Echoing others; it's a matter of scale as to whether it is worth the effort and wastage. I've not made "plywood" in terms of an odd number alternating grain direction glue-up, but have layered thin 1.0-1.5mm strips up into a stock piece for a stripy effect. Making a board is out of the question due to not being able to cut plies large enough like they do with the big spinning knife shavings they do commercially.

I set the band saw up with a 1.5mm gap to the fence, jointed a board, cut a slice, jointed the board again, cut a slice etc. Then set a jig on the rounded portion of the belt sander that had a set gap between the smooth face of the jig and the belt to pass the slices through which sanded the non-jointed face smooth and to an acceptable thickness tolerance.

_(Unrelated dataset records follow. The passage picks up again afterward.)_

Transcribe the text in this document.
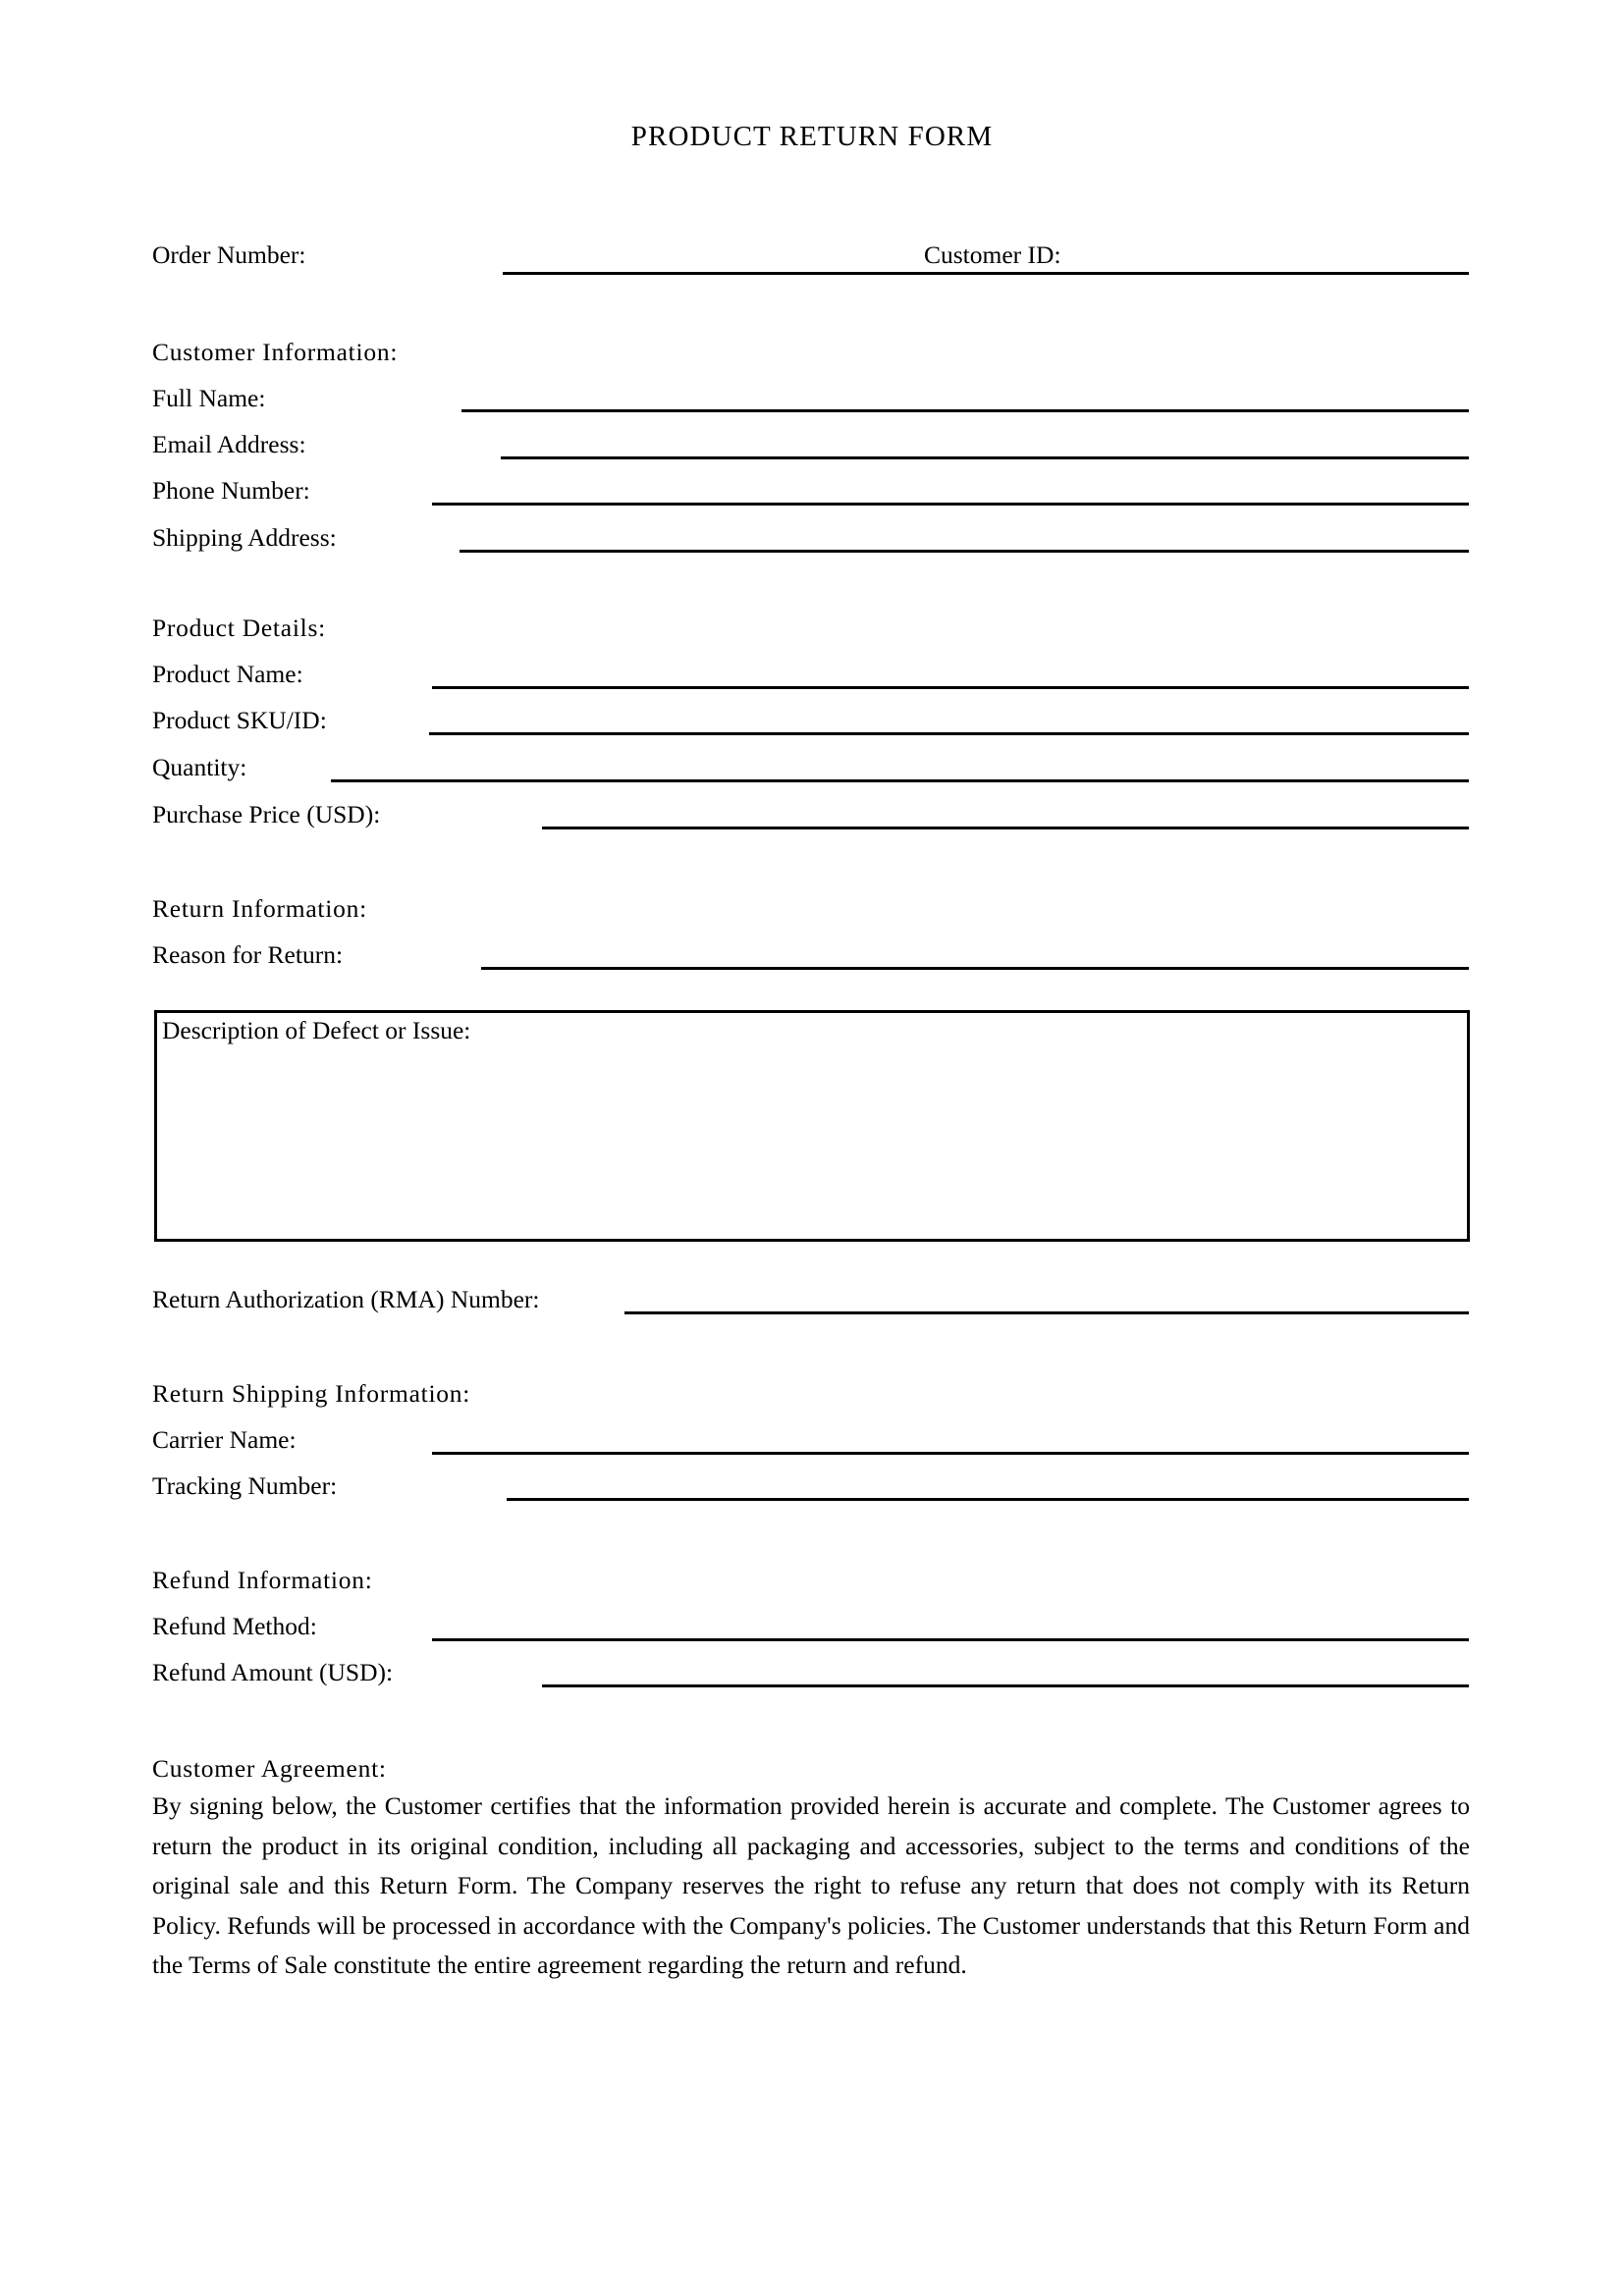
PRODUCT RETURN FORM
Order Number:	Customer ID:
Customer Information:
Full Name:
Email Address:
Phone Number:
Shipping Address:
Product Details:
Product Name:
Product SKU/ID:
Quantity:
Purchase Price (USD):
Return Information:
Reason for Return:
Description of Defect or Issue:
Return Authorization (RMA) Number:
Return Shipping Information:
Carrier Name:
Tracking Number:
Refund Information:
Refund Method:
Refund Amount (USD):
Customer Agreement:
By signing below, the Customer certifies that the information provided herein is accurate and complete. The Customer agrees to return the product in its original condition, including all packaging and accessories, subject to the terms and conditions of the original sale and this Return Form. The Company reserves the right to refuse any return that does not comply with its Return Policy. Refunds will be processed in accordance with the Company's policies. The Customer understands that this Return Form and the Terms of Sale constitute the entire agreement regarding the return and refund.
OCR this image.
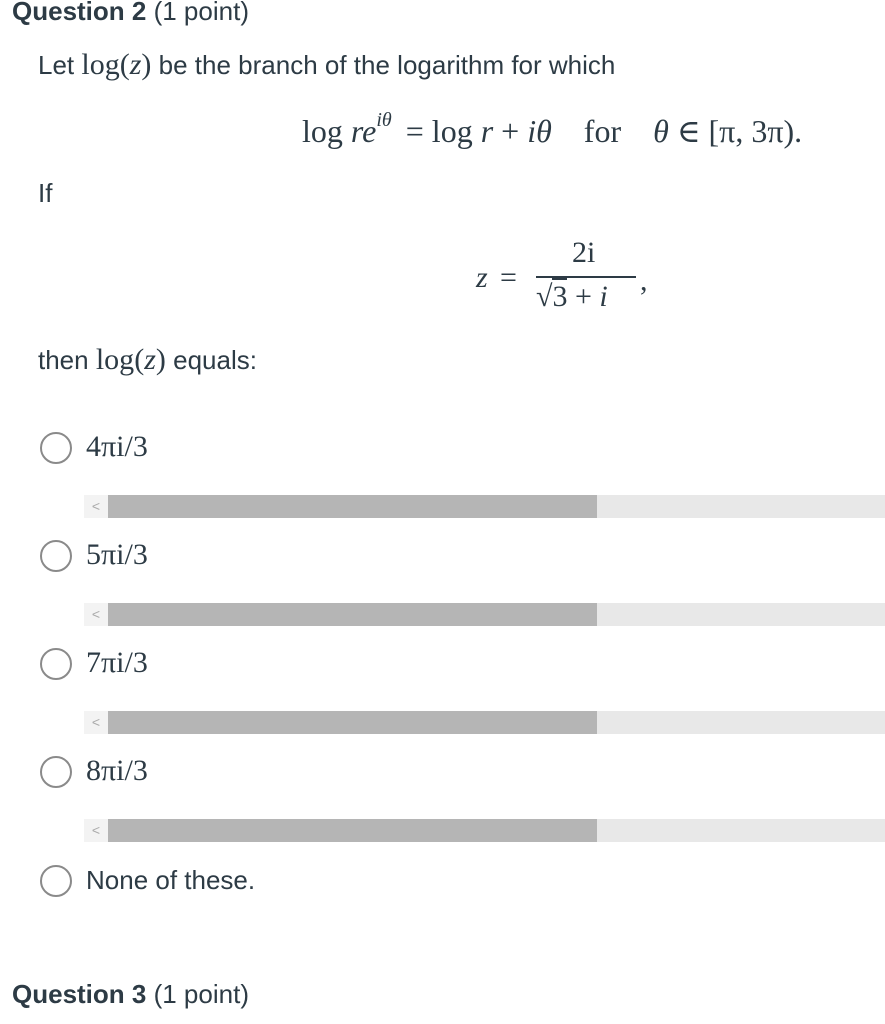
Question 2 (1 point)
Let log(z) be the branch of the logarithm for which
$\log re^{i\theta} = \log r + i\theta$ for θ ∈ [π, 3π).
If
z =
2i
√3 + i ,
then log(z) equals:
4πi/3
<
5πi/3
<
7πi/3
<
8πi/3
<
None of these.
Question 3 (1 point)
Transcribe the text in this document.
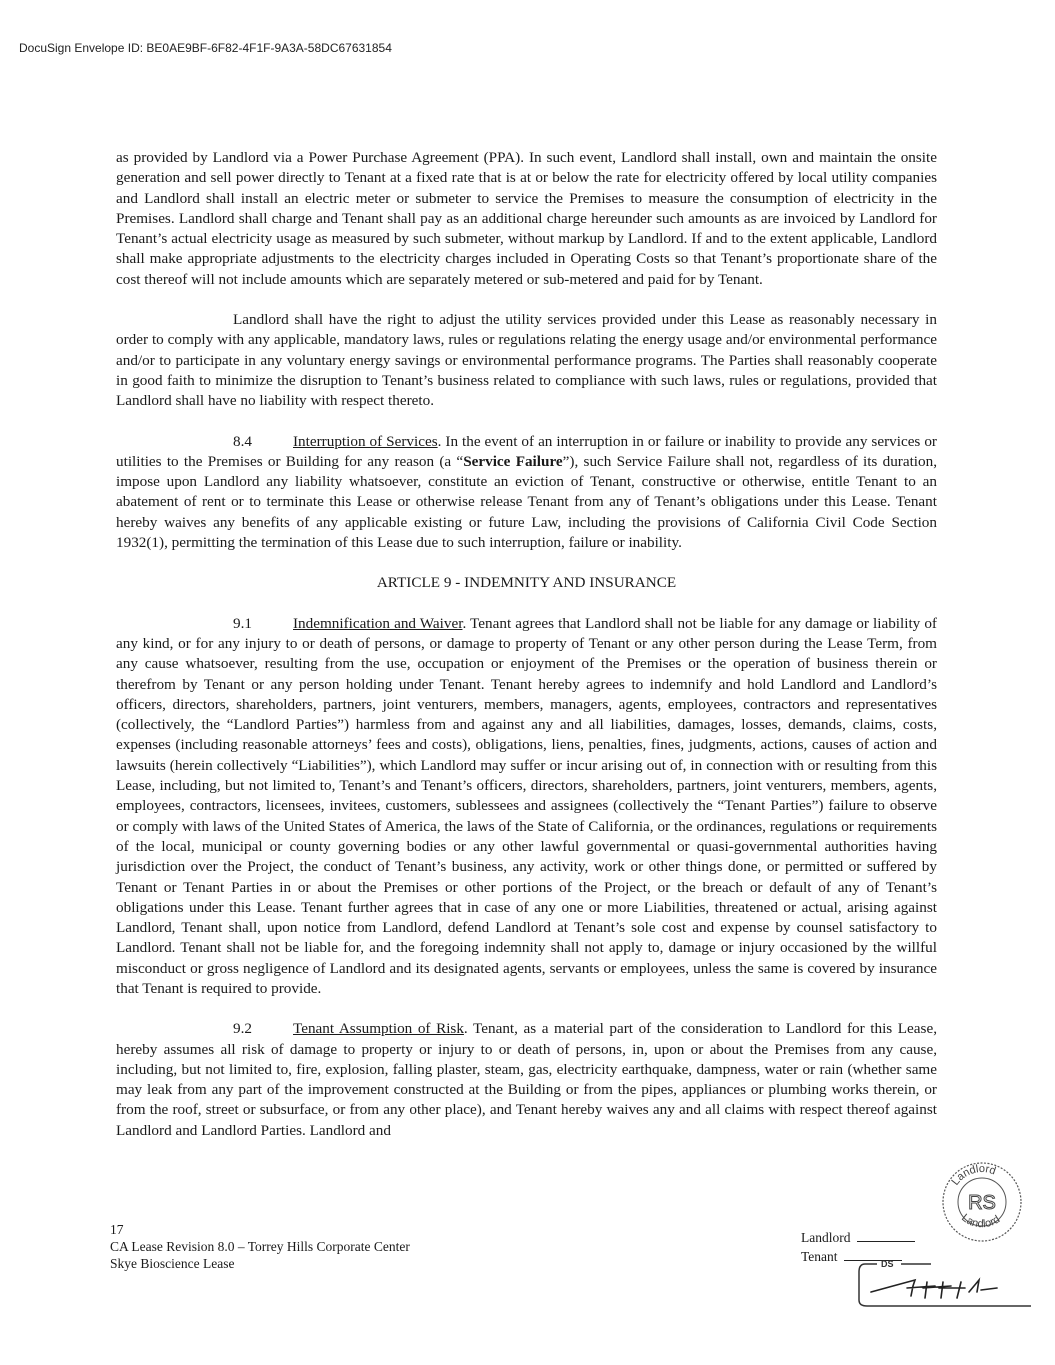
DocuSign Envelope ID: BE0AE9BF-6F82-4F1F-9A3A-58DC67631854

as provided by Landlord via a Power Purchase Agreement (PPA). In such event, Landlord shall install, own and maintain the onsite generation and sell power directly to Tenant at a fixed rate that is at or below the rate for electricity offered by local utility companies and Landlord shall install an electric meter or submeter to service the Premises to measure the consumption of electricity in the Premises. Landlord shall charge and Tenant shall pay as an additional charge hereunder such amounts as are invoiced by Landlord for Tenant’s actual electricity usage as measured by such submeter, without markup by Landlord. If and to the extent applicable, Landlord shall make appropriate adjustments to the electricity charges included in Operating Costs so that Tenant’s proportionate share of the cost thereof will not include amounts which are separately metered or sub-metered and paid for by Tenant.

Landlord shall have the right to adjust the utility services provided under this Lease as reasonably necessary in order to comply with any applicable, mandatory laws, rules or regulations relating the energy usage and/or environmental performance and/or to participate in any voluntary energy savings or environmental performance programs. The Parties shall reasonably cooperate in good faith to minimize the disruption to Tenant’s business related to compliance with such laws, rules or regulations, provided that Landlord shall have no liability with respect thereto.

8.4	Interruption of Services. In the event of an interruption in or failure or inability to provide any services or utilities to the Premises or Building for any reason (a “Service Failure”), such Service Failure shall not, regardless of its duration, impose upon Landlord any liability whatsoever, constitute an eviction of Tenant, constructive or otherwise, entitle Tenant to an abatement of rent or to terminate this Lease or otherwise release Tenant from any of Tenant’s obligations under this Lease. Tenant hereby waives any benefits of any applicable existing or future Law, including the provisions of California Civil Code Section 1932(1), permitting the termination of this Lease due to such interruption, failure or inability.

ARTICLE 9 - INDEMNITY AND INSURANCE

9.1	Indemnification and Waiver. Tenant agrees that Landlord shall not be liable for any damage or liability of any kind, or for any injury to or death of persons, or damage to property of Tenant or any other person during the Lease Term, from any cause whatsoever, resulting from the use, occupation or enjoyment of the Premises or the operation of business therein or therefrom by Tenant or any person holding under Tenant. Tenant hereby agrees to indemnify and hold Landlord and Landlord’s officers, directors, shareholders, partners, joint venturers, members, managers, agents, employees, contractors and representatives (collectively, the “Landlord Parties”) harmless from and against any and all liabilities, damages, losses, demands, claims, costs, expenses (including reasonable attorneys’ fees and costs), obligations, liens, penalties, fines, judgments, actions, causes of action and lawsuits (herein collectively “Liabilities”), which Landlord may suffer or incur arising out of, in connection with or resulting from this Lease, including, but not limited to, Tenant’s and Tenant’s officers, directors, shareholders, partners, joint venturers, members, agents, employees, contractors, licensees, invitees, customers, sublessees and assignees (collectively the “Tenant Parties”) failure to observe or comply with laws of the United States of America, the laws of the State of California, or the ordinances, regulations or requirements of the local, municipal or county governing bodies or any other lawful governmental or quasi-governmental authorities having jurisdiction over the Project, the conduct of Tenant’s business, any activity, work or other things done, or permitted or suffered by Tenant or Tenant Parties in or about the Premises or other portions of the Project, or the breach or default of any of Tenant’s obligations under this Lease. Tenant further agrees that in case of any one or more Liabilities, threatened or actual, arising against Landlord, Tenant shall, upon notice from Landlord, defend Landlord at Tenant’s sole cost and expense by counsel satisfactory to Landlord. Tenant shall not be liable for, and the foregoing indemnity shall not apply to, damage or injury occasioned by the willful misconduct or gross negligence of Landlord and its designated agents, servants or employees, unless the same is covered by insurance that Tenant is required to provide.

9.2	Tenant Assumption of Risk. Tenant, as a material part of the consideration to Landlord for this Lease, hereby assumes all risk of damage to property or injury to or death of persons, in, upon or about the Premises from any cause, including, but not limited to, fire, explosion, falling plaster, steam, gas, electricity earthquake, dampness, water or rain (whether same may leak from any part of the improvement constructed at the Building or from the pipes, appliances or plumbing works therein, or from the roof, street or subsurface, or from any other place), and Tenant hereby waives any and all claims with respect thereof against Landlord and Landlord Parties. Landlord and

17
CA Lease Revision 8.0 – Torrey Hills Corporate Center
Skye Bioscience Lease
Landlord
Tenant
Landlord
Landlord
RS
DS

Neil Paskin actually did this same process on a recent YT video: https://youtu.be/g6USmvvYupw

You do lose 50% of your stock material though. Cost of doing business.
 
Boysie":skopawgw said:
I've seen a video of Tom Fidgen making plywood.

https://youtu.be/8yA2cwHLQQk

It looks extremely laborious.

Even more so if you watch the previous video in the series, where he resaws the layers for the ply by hand with a frame saw.

cool, I could do with making a frame saw like that
 
Making up your own inlay banding is a bit fiddly at first, but once you've done it a few times it's not too difficult. And as well as delivering the exact inlay or edge banding design that you want, it also means you can get a perfect colour match with the timbers you use for any specific project.